Tesla (TSLA) served as the proof of concept for the electric vehicle (EV) revolution that’s underway. It proved that fully electric vehicles can compete in terms of both quality and performance.
We identified outperformance in Tesla’s Consumer Demand back in 2017 when shares were trading for less than $60.
Now, electric vehicles have hit the mainstream.
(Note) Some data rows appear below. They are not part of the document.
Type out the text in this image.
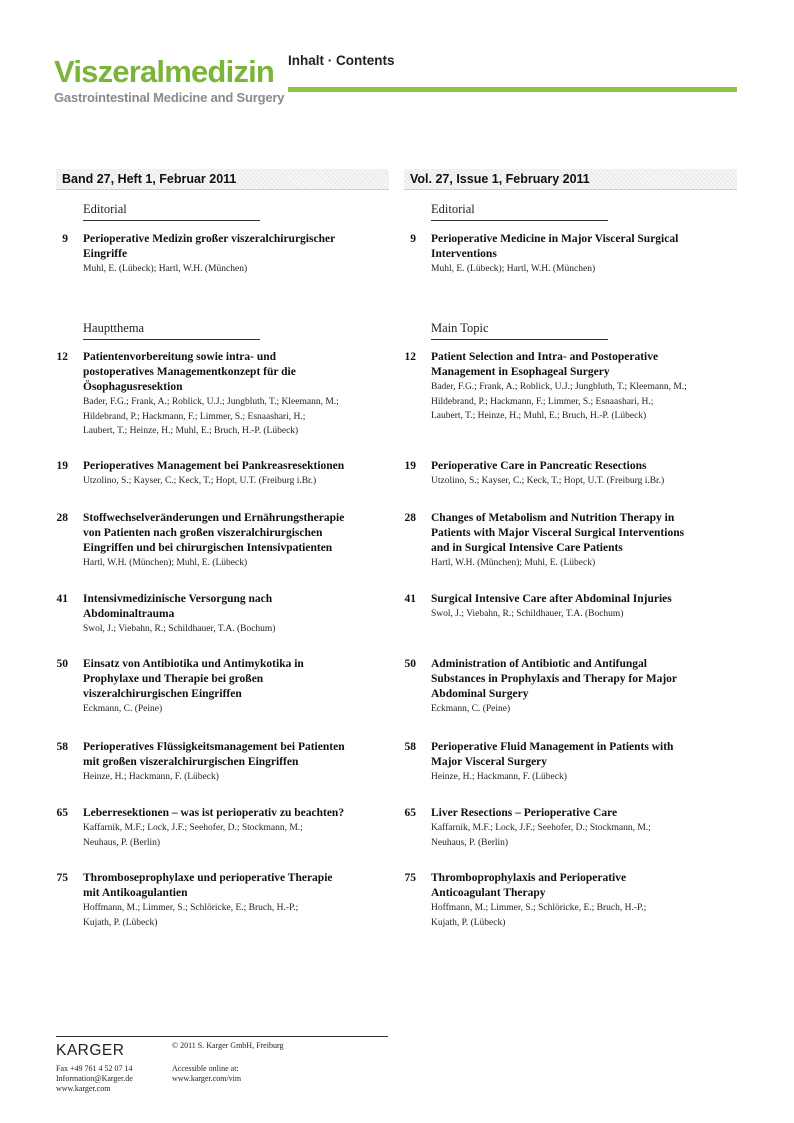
Viszeralmedizin
Gastrointestinal Medicine and Surgery
Inhalt · Contents
Band 27, Heft 1, Februar 2011	Vol. 27, Issue 1, February 2011
Editorial
9 Perioperative Medizin großer viszeralchirurgischer
Eingriffe
Muhl, E. (Lübeck); Hartl, W.H. (München)
Hauptthema
12 Patientenvorbereitung sowie intra- und
postoperatives Managementkonzept für die
Ösophagusresektion
Bader, F.G.; Frank, A.; Roblick, U.J.; Jungbluth, T.; Kleemann, M.;
Hildebrand, P.; Hackmann, F.; Limmer, S.; Esnaashari, H.;
Laubert, T.; Heinze, H.; Muhl, E.; Bruch, H.-P. (Lübeck)
19 Perioperatives Management bei Pankreasresektionen
Utzolino, S.; Kayser, C.; Keck, T.; Hopt, U.T. (Freiburg i.Br.)
28 Stoffwechselveränderungen und Ernährungstherapie
von Patienten nach großen viszeralchirurgischen
Eingriffen und bei chirurgischen Intensivpatienten
Hartl, W.H. (München); Muhl, E. (Lübeck)
41 Intensivmedizinische Versorgung nach
Abdominaltrauma
Swol, J.; Viebahn, R.; Schildhauer, T.A. (Bochum)
50 Einsatz von Antibiotika und Antimykotika in
Prophylaxe und Therapie bei großen
viszeralchirurgischen Eingriffen
Eckmann, C. (Peine)
58 Perioperatives Flüssigkeitsmanagement bei Patienten
mit großen viszeralchirurgischen Eingriffen
Heinze, H.; Hackmann, F. (Lübeck)
65 Leberresektionen – was ist perioperativ zu beachten?
Kaffarnik, M.F.; Lock, J.F.; Seehofer, D.; Stockmann, M.;
Neuhaus, P. (Berlin)
75 Thromboseprophylaxe und perioperative Therapie
mit Antikoagulantien
Hoffmann, M.; Limmer, S.; Schlöricke, E.; Bruch, H.-P.;
Kujath, P. (Lübeck)
Editorial
9 Perioperative Medicine in Major Visceral Surgical
Interventions
Muhl, E. (Lübeck); Hartl, W.H. (München)
Main Topic
12 Patient Selection and Intra- and Postoperative
Management in Esophageal Surgery
Bader, F.G.; Frank, A.; Roblick, U.J.; Jungbluth, T.; Kleemann, M.;
Hildebrand, P.; Hackmann, F.; Limmer, S.; Esnaashari, H.;
Laubert, T.; Heinze, H.; Muhl, E.; Bruch, H.-P. (Lübeck)
19 Perioperative Care in Pancreatic Resections
Utzolino, S.; Kayser, C.; Keck, T.; Hopt, U.T. (Freiburg i.Br.)
28 Changes of Metabolism and Nutrition Therapy in
Patients with Major Visceral Surgical Interventions
and in Surgical Intensive Care Patients
Hartl, W.H. (München); Muhl, E. (Lübeck)
41 Surgical Intensive Care after Abdominal Injuries
Swol, J.; Viebahn, R.; Schildhauer, T.A. (Bochum)
50 Administration of Antibiotic and Antifungal
Substances in Prophylaxis and Therapy for Major
Abdominal Surgery
Eckmann, C. (Peine)
58 Perioperative Fluid Management in Patients with
Major Visceral Surgery
Heinze, H.; Hackmann, F. (Lübeck)
65 Liver Resections – Perioperative Care
Kaffarnik, M.F.; Lock, J.F.; Seehofer, D.; Stockmann, M.;
Neuhaus, P. (Berlin)
75 Thromboprophylaxis and Perioperative
Anticoagulant Therapy
Hoffmann, M.; Limmer, S.; Schlöricke, E.; Bruch, H.-P.;
Kujath, P. (Lübeck)
KARGER	© 2011 S. Karger GmbH, Freiburg
Fax +49 761 4 52 07 14
Information@Karger.de
www.karger.com
Accessible online at:
www.karger.com/vim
Generic EV Demand has never been higher, with Mentions up by a monumental +161% YoY on a 90-day moving average.
A confluence of factors is responsible for the surging levels of consumer demand:
- Rising gas prices.
- A global push for a greener economy with billions in infrastructure spending planned in the U.S. alone.
- Tesla’s success and desirability.
Tesla paved the way, by producing a high-performance, high-quality luxury vehicle, which they produced and delivered to consumers by the hundreds of thousands.
And Demand has never been stronger.
Consumer Purchase Intent Mentions for Tesla are on pace to hit a new all-time-high level in the fourth quarter of 2021, currently trending +50% QoQ and +71% YoY.
When we first identified Tesla as an outperformer, it was significant levels of “hype” that informed our bullish outlook. Now they have the numbers to back it up.
Last quarter, the company delivered about 240,000 vehicles, and it is accepting orders for four different models, not counting $100 reservations for the Cybertruck.
Overall, Consumer Demand for electric vehicle manufacturers is greatly outpacing that of traditional names in the industry:
That said, competition within the EV industry is heating up.
Many of the new companies, like Lucid (LCID) and Rivian (RIVN), are showing the same phenomenal Demand growth we saw for Tesla back in 2017.
But these newcomers have a long way to go before they can challenge Tesla’s dominance. Tesla’s brand is massive; it has thousands of vehicles on the road and it’s actively producing many more.
Consider a comparison of combined Mention volume for electric vehicle manufacturers in the past year:
Tesla boasts more than 96% of the total, with RIVN, LCID, and Fisker (FSR) accounting for a little more than 3%, a commanding lead for the first mover.
We’re bullish on the electric vehicle sector as a whole, including the recent IPOs.
However, we’d be remiss if we didn’t point out Tesla’s dominant position, a position which it doesn’t appear to be in danger of losing for the foreseeable future.